Herding Teenagers? Unlocking The Secrets Of The Mo Code

School holidays.

Two seemingly innocuous words. School is a means of delivering education and education means empowerment. Holidays are fun, free, relaxed and something to look forward to.  School holidays are therefore an opportunity for fun, free, relaxed empowerment, right?

image from freedigitalphotos.net

If you are a mother of teenagers, like me, you’re now reading this sporting an all knowing grin. That grin that says you know otherwise, that years of experience has taught you that all the relaxing, fun and empowerment are on the kids’ side of the ledger and that you will be secretly applauding the day school resumes and your life returns to the track called S-A-N-I-T-Y. We never speak of this publicly of course, except to our closest confidants lest we be judged as anything less than wonderful parents. But tap into the roots of maternal realism and you will discover a world of secret code, secret handshakes and stories you won’t find in What To Expect When You Are Expecting.  This is called the Mo Code.

After three weeks of mid year break, my teens are back at school. This three-week break was a little different to past holiday breaks for several reasons. My 17 year old, Future Baseball Star, was eight short weeks away from “Trials” which is the last big exam event/ practice run before the real deal starting in late October. My 13 year old, Geek God in Training, just entered “manhood”, a significant event which we have celebrated in the past by embarking on a coming-of-age trip. As a family, we needed time together before the Teens scatter to the wind of their own lives. So, it was with much hope and determination that I herded the Teens and the Italian Stallion together for a five day road trip.

After you have attempted to herd cats teenagers a few times, you begin to learn the anatomy of the herding experience and as a community service to all of you would be mothers or mothers of teenage boys  in training, I present to you the following extract from the Mo Code. Please treat this with the reverence and confidentiality deserving of a rare glimpse into the secrets of the Code. For all you experienced mothers of teens or adults, treat this as reinforcement and part of the duty to support each other in this most arduous part of the parenting journey.

Herding Teens 101

    1. Once you have decided on the activity for which herding is required, give your teens the two weeks to go early warning signal. This allows time for your teens to process the information (this will take about four days) and for them to feel that they have issued you with the required number of complaints about said activity.
    2. Ignore said complaints or only deal with them by way of witty rejoinder. Never try to reason with your teens or state that contrary to their beliefs, your chosen activity will be fun, entertaining and memorable. Never show doubt or fear. Teens can sniff both a mile away.

    3.  During the lead up to the activity, eat and sleep well. You will need your strength.

    4. Invite your teens to research the place or activity beforehand and to suggest any things they might like to do. They will ignore this opportunity, but it is important that you issue the invitation.

    5. Subtly remind your teens to arrange or rearrange their schedules so that you have the required time available for the chosen activity. The key here is subtlety – you wouldn’t want them to miss anything really important to them, would you?
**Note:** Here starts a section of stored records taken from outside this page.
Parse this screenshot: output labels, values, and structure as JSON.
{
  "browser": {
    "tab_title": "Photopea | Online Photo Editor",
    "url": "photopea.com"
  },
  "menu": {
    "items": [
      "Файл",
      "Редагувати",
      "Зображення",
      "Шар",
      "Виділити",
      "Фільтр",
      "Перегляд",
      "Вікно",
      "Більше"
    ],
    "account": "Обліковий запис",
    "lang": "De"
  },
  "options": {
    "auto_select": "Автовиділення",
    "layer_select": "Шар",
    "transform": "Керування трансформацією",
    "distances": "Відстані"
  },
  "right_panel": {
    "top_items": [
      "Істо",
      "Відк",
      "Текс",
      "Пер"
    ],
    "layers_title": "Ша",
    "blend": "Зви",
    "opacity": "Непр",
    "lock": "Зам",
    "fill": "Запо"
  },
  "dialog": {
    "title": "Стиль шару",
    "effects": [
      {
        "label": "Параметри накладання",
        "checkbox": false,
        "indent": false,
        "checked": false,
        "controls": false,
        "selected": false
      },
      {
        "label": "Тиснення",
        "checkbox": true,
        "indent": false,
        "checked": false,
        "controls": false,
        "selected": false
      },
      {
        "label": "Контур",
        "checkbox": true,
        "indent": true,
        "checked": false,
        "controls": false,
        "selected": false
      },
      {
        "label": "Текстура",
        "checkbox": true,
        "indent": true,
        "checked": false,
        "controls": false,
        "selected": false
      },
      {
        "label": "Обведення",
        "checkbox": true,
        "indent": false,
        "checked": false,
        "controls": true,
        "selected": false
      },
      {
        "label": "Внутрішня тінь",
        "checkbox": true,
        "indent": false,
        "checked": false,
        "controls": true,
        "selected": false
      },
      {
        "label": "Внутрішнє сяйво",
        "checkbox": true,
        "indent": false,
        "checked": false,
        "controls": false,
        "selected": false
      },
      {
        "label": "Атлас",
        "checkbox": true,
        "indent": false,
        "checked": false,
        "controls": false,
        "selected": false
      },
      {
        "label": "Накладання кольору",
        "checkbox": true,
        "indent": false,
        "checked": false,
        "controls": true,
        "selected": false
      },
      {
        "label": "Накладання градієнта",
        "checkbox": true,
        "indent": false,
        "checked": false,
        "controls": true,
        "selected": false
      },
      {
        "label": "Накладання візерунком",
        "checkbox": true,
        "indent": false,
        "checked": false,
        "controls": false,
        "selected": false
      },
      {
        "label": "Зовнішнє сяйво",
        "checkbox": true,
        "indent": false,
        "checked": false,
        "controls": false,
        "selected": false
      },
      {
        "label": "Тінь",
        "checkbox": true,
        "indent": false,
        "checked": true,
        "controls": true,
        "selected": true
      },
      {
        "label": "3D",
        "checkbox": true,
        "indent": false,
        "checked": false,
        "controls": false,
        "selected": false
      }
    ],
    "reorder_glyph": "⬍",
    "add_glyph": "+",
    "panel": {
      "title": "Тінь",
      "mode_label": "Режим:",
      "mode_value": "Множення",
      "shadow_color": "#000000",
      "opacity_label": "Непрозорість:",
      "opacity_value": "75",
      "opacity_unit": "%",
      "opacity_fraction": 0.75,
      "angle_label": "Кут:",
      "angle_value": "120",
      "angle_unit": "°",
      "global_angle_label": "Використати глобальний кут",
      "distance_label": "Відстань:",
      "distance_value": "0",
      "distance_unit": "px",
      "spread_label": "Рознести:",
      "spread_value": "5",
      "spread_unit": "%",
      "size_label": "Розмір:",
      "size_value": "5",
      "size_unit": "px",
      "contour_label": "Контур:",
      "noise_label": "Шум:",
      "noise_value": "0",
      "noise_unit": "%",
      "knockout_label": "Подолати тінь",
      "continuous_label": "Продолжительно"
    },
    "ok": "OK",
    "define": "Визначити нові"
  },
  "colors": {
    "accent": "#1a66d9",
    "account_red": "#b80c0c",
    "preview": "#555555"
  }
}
    6. Sporadically drop into conversation some of the detail of the activity you plan, but do not respond to the complaints or if you do, use only the strategy in B above. Teens do not like complete surprises.
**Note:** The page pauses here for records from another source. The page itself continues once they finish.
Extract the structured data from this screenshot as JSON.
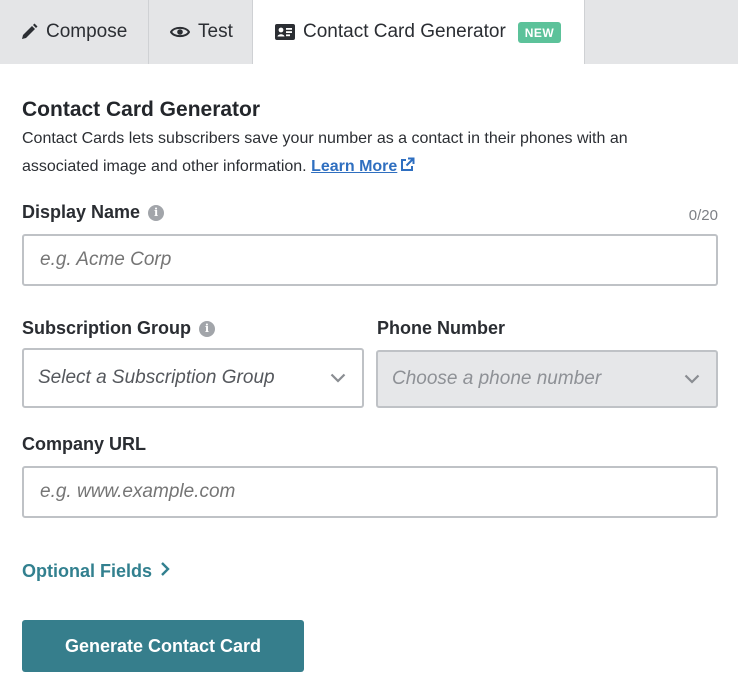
{
  "tabs": {
    "compose": "Compose",
    "test": "Test",
    "generator": "Contact Card Generator",
    "new_badge": "NEW"
  },
  "header": {
    "title": "Contact Card Generator",
    "description": "Contact Cards lets subscribers save your number as a contact in their phones with an associated image and other information.",
    "learn_more": "Learn More"
  },
  "display_name": {
    "label": "Display Name",
    "counter": "0/20",
    "placeholder": "e.g. Acme Corp",
    "value": ""
  },
  "subscription_group": {
    "label": "Subscription Group",
    "selected": "Select a Subscription Group"
  },
  "phone_number": {
    "label": "Phone Number",
    "selected": "Choose a phone number",
    "disabled": true
  },
  "company_url": {
    "label": "Company URL",
    "placeholder": "e.g. www.example.com",
    "value": ""
  },
  "optional_fields": "Optional Fields",
  "generate_button": "Generate Contact Card",
  "colors": {
    "accent": "#367e8c",
    "link": "#2f6fc0",
    "badge": "#5cc29a"
  },
  "icons": {
    "compose": "pencil-icon",
    "test": "eye-icon",
    "generator": "contact-card-icon",
    "info": "info-icon",
    "external": "external-link-icon",
    "chevron_down": "chevron-down-icon",
    "chevron_right": "chevron-right-icon"
  }
}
    7. Issue the one week to go early warning signal. For details, see A above.

    8. Reassure your teens that any hotel or place where you will stay has electricity and a WIFI connection. Trust me, you can’t fight this one. It’s better to go with it and make sure you spend time away from the hotel or place.

    9. Have your teens pack their clothes etc. But do a quick check before you leave or you might end up with two T-shirts, three gadget chargers and one pair of boxers for a five day stay in winter! Have said teen take any necessary remedial packing action.

    10. Keep up the good cheer, positivity and unflinching witty rejoinders… you’re almost there!

    11. Pack any personal provisions you need to see you through the “Cacophony Of Complaints”. This is the first hour after you embark on your chosen activity where your teens will escalate their complaints to a crescendo and eventually come to realise there is no turning back. It is critical at this point you adhere to point B  above and also that you drop a few fart jokes (as opposed to actual farts) here and there. Deflection/distraction –  works for teens as well as it does for toddlers, only the level of (non) sophistication changes.  As for provisions, I suggest, as a minimum, an I-Pod, chocolate, chewing gum, reviews and info on the latest teen movies, games and bands and a water pistol.

    12. Playfully engage with your teenagers for the next couple of hours, humorously lamenting with them about how much being away from their usual routine does actually suck. Reminding them about world poverty at this point is not a good tactic, although reminding them about similar suckiness their mates had to endure at the hands of their parents seems to work.

    13. Herding completed. You are now free to go about the business of making happy family memories.

Image from freedigitalphotos.net

There it is, the thirteen steps to herding success from the Mo Code.  Successful herding will give you immense satisfaction and wonderful anecdotes.  Trust me, I know…I’m a professional.

Have you ever had to convince a less than supportive group to come along with you somewhere? Do you have any great herding stories? Any refinements to my extract from the Mo Code?